Social Affairs Minister Wael Abu Faour said Wednesday that the kidnapping of the pilgrims affects not only their relatives, but the entire country.
“This is a national suffering for all Lebanese. It is not a suffering for a certain sect or the families of the kidnapped, this is a Lebanese suffering,” Abu Faour said, speaking on behalf of Progressive Socialist Party leader Walid Jumblatt at a graduation ceremony in Baabda’s Aley.
Abu Faour added that all efforts should be made to ensure the return of the pilgrims to their families.
“What the National Dialogue did was great ... Forming a national delegation to visit all friendly and sisterly countries like Turkey, Saudi Arabia, Qatar and others will contribute to the release of the kidnapped and will defuse the threat of division among us,” Abu Faour added.
For his part, Beirut MP Imad Hout accused Syrian President Bashar Assad’s regime of being behind the kidnapping of Hasan Meqdad in Damascus. Hout added that the series of kidnappings of Syrians in Lebanon was an attempt to force an end to Lebanese support for the Syrian opposition and refugees.

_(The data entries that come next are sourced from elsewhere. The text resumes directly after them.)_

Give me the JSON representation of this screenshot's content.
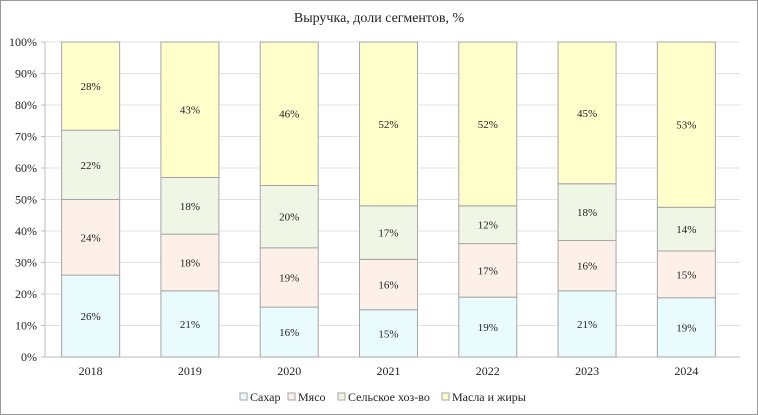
{
  "chart_data": {
    "type": "bar",
    "stacked": "percent",
    "title": "Выручка, доли сегментов, %",
    "xlabel": "",
    "ylabel": "",
    "ylim": [
      0,
      100
    ],
    "yticks": [
      "0%",
      "10%",
      "20%",
      "30%",
      "40%",
      "50%",
      "60%",
      "70%",
      "80%",
      "90%",
      "100%"
    ],
    "grid": true,
    "legend_position": "bottom",
    "categories": [
      "2018",
      "2019",
      "2020",
      "2021",
      "2022",
      "2023",
      "2024"
    ],
    "series": [
      {
        "name": "Сахар",
        "color": "#EAFBFD",
        "values": [
          26,
          21,
          16,
          15,
          19,
          21,
          19
        ]
      },
      {
        "name": "Мясо",
        "color": "#FDF0E8",
        "values": [
          24,
          18,
          19,
          16,
          17,
          16,
          15
        ]
      },
      {
        "name": "Сельское хоз-во",
        "color": "#EFF6E6",
        "values": [
          22,
          18,
          20,
          17,
          12,
          18,
          14
        ]
      },
      {
        "name": "Масла и жиры",
        "color": "#FFFFCC",
        "values": [
          28,
          43,
          46,
          52,
          52,
          45,
          53
        ]
      }
    ]
  }
}
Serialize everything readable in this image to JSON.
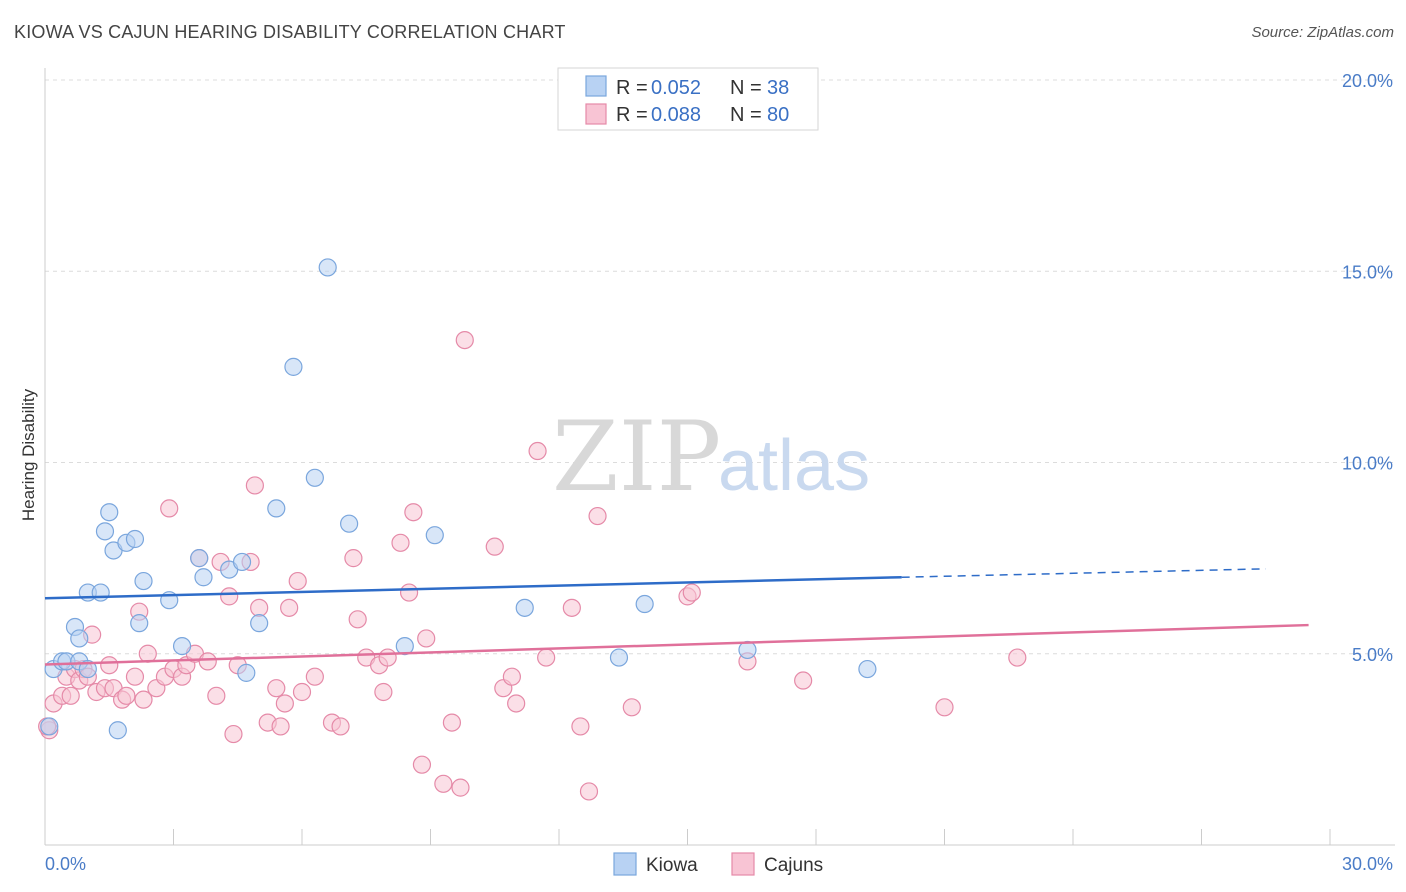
{
  "header": {
    "title": "KIOWA VS CAJUN HEARING DISABILITY CORRELATION CHART",
    "source": "Source: ZipAtlas.com"
  },
  "watermark": {
    "zip": "ZIP",
    "atlas": "atlas"
  },
  "colors": {
    "kiowa_fill": "#b8d2f3",
    "kiowa_stroke": "#7aa6dd",
    "kiowa_line": "#2e6cc8",
    "cajun_fill": "#f8c4d4",
    "cajun_stroke": "#e58aa8",
    "cajun_line": "#e0709a",
    "grid": "#dcdcdc",
    "tick_text": "#4a7cc7"
  },
  "legend": {
    "rows": [
      {
        "r_label": "R = ",
        "r_value": "0.052",
        "n_label": "N = ",
        "n_value": "38"
      },
      {
        "r_label": "R = ",
        "r_value": "0.088",
        "n_label": "N = ",
        "n_value": "80"
      }
    ]
  },
  "chart_data": {
    "type": "scatter",
    "title": "KIOWA VS CAJUN HEARING DISABILITY CORRELATION CHART",
    "xlabel": "",
    "ylabel": "Hearing Disability",
    "xlim": [
      0,
      30
    ],
    "ylim": [
      0,
      20
    ],
    "x_tick_labels": [
      "0.0%",
      "30.0%"
    ],
    "y_ticks": [
      5,
      10,
      15,
      20
    ],
    "y_tick_labels": [
      "5.0%",
      "10.0%",
      "15.0%",
      "20.0%"
    ],
    "grid": true,
    "legend_position": "top-center",
    "series": [
      {
        "name": "Kiowa",
        "r": 0.052,
        "n": 38,
        "trend": {
          "x0": 0,
          "y0": 6.45,
          "x1": 20.0,
          "y1": 7.0,
          "dashed_to_x": 28.5,
          "dashed_to_y": 7.22
        },
        "points": [
          [
            0.2,
            4.6
          ],
          [
            0.4,
            4.8
          ],
          [
            0.5,
            4.8
          ],
          [
            0.7,
            5.7
          ],
          [
            0.8,
            5.4
          ],
          [
            0.8,
            4.8
          ],
          [
            1.0,
            4.6
          ],
          [
            1.0,
            6.6
          ],
          [
            1.3,
            6.6
          ],
          [
            1.4,
            8.2
          ],
          [
            1.5,
            8.7
          ],
          [
            1.6,
            7.7
          ],
          [
            1.7,
            3.0
          ],
          [
            1.9,
            7.9
          ],
          [
            2.1,
            8.0
          ],
          [
            2.2,
            5.8
          ],
          [
            2.3,
            6.9
          ],
          [
            2.9,
            6.4
          ],
          [
            3.2,
            5.2
          ],
          [
            3.6,
            7.5
          ],
          [
            3.7,
            7.0
          ],
          [
            4.3,
            7.2
          ],
          [
            4.6,
            7.4
          ],
          [
            4.7,
            4.5
          ],
          [
            5.0,
            5.8
          ],
          [
            5.4,
            8.8
          ],
          [
            5.8,
            12.5
          ],
          [
            6.6,
            15.1
          ],
          [
            6.3,
            9.6
          ],
          [
            7.1,
            8.4
          ],
          [
            8.4,
            5.2
          ],
          [
            9.1,
            8.1
          ],
          [
            11.2,
            6.2
          ],
          [
            13.4,
            4.9
          ],
          [
            14.0,
            6.3
          ],
          [
            16.4,
            5.1
          ],
          [
            19.2,
            4.6
          ],
          [
            0.1,
            3.1
          ]
        ]
      },
      {
        "name": "Cajuns",
        "r": 0.088,
        "n": 80,
        "trend": {
          "x0": 0,
          "y0": 4.72,
          "x1": 29.5,
          "y1": 5.75
        },
        "points": [
          [
            0.1,
            3.0
          ],
          [
            0.2,
            3.7
          ],
          [
            0.4,
            3.9
          ],
          [
            0.5,
            4.4
          ],
          [
            0.6,
            3.9
          ],
          [
            0.7,
            4.6
          ],
          [
            0.8,
            4.3
          ],
          [
            0.9,
            4.6
          ],
          [
            1.0,
            4.4
          ],
          [
            1.1,
            5.5
          ],
          [
            1.2,
            4.0
          ],
          [
            1.4,
            4.1
          ],
          [
            1.5,
            4.7
          ],
          [
            1.6,
            4.1
          ],
          [
            1.8,
            3.8
          ],
          [
            1.9,
            3.9
          ],
          [
            2.1,
            4.4
          ],
          [
            2.2,
            6.1
          ],
          [
            2.3,
            3.8
          ],
          [
            2.4,
            5.0
          ],
          [
            2.6,
            4.1
          ],
          [
            2.8,
            4.4
          ],
          [
            2.9,
            8.8
          ],
          [
            3.0,
            4.6
          ],
          [
            3.2,
            4.4
          ],
          [
            3.3,
            4.7
          ],
          [
            3.5,
            5.0
          ],
          [
            3.6,
            7.5
          ],
          [
            3.8,
            4.8
          ],
          [
            4.0,
            3.9
          ],
          [
            4.1,
            7.4
          ],
          [
            4.3,
            6.5
          ],
          [
            4.4,
            2.9
          ],
          [
            4.5,
            4.7
          ],
          [
            4.8,
            7.4
          ],
          [
            4.9,
            9.4
          ],
          [
            5.0,
            6.2
          ],
          [
            5.2,
            3.2
          ],
          [
            5.4,
            4.1
          ],
          [
            5.5,
            3.1
          ],
          [
            5.6,
            3.7
          ],
          [
            5.7,
            6.2
          ],
          [
            5.9,
            6.9
          ],
          [
            6.0,
            4.0
          ],
          [
            6.3,
            4.4
          ],
          [
            6.7,
            3.2
          ],
          [
            6.9,
            3.1
          ],
          [
            7.2,
            7.5
          ],
          [
            7.3,
            5.9
          ],
          [
            7.5,
            4.9
          ],
          [
            7.8,
            4.7
          ],
          [
            7.9,
            4.0
          ],
          [
            8.0,
            4.9
          ],
          [
            8.3,
            7.9
          ],
          [
            8.5,
            6.6
          ],
          [
            8.6,
            8.7
          ],
          [
            8.8,
            2.1
          ],
          [
            8.9,
            5.4
          ],
          [
            9.3,
            1.6
          ],
          [
            9.5,
            3.2
          ],
          [
            9.7,
            1.5
          ],
          [
            9.8,
            13.2
          ],
          [
            10.5,
            7.8
          ],
          [
            10.7,
            4.1
          ],
          [
            10.9,
            4.4
          ],
          [
            11.0,
            3.7
          ],
          [
            11.5,
            10.3
          ],
          [
            11.7,
            4.9
          ],
          [
            12.3,
            6.2
          ],
          [
            12.5,
            3.1
          ],
          [
            12.7,
            1.4
          ],
          [
            12.9,
            8.6
          ],
          [
            13.7,
            3.6
          ],
          [
            15.0,
            6.5
          ],
          [
            15.1,
            6.6
          ],
          [
            16.4,
            4.8
          ],
          [
            17.7,
            4.3
          ],
          [
            21.0,
            3.6
          ],
          [
            22.7,
            4.9
          ],
          [
            0.05,
            3.1
          ]
        ]
      }
    ]
  },
  "bottom_legend": {
    "items": [
      "Kiowa",
      "Cajuns"
    ]
  }
}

“The regime is behind the kidnapping of Hasan Meqdad in Syria,” Hout said in an interview with Radio Orient.
“It has done this to transfer the chaos into Lebanon after the plot by Michel Samaha was thwarted,” he added.
Former Information Minister Michel Samaha was arrested for carrying explosive devices from Syria into Lebanon and plotting with Syrian security officials to carry out terrorist attacks in the country.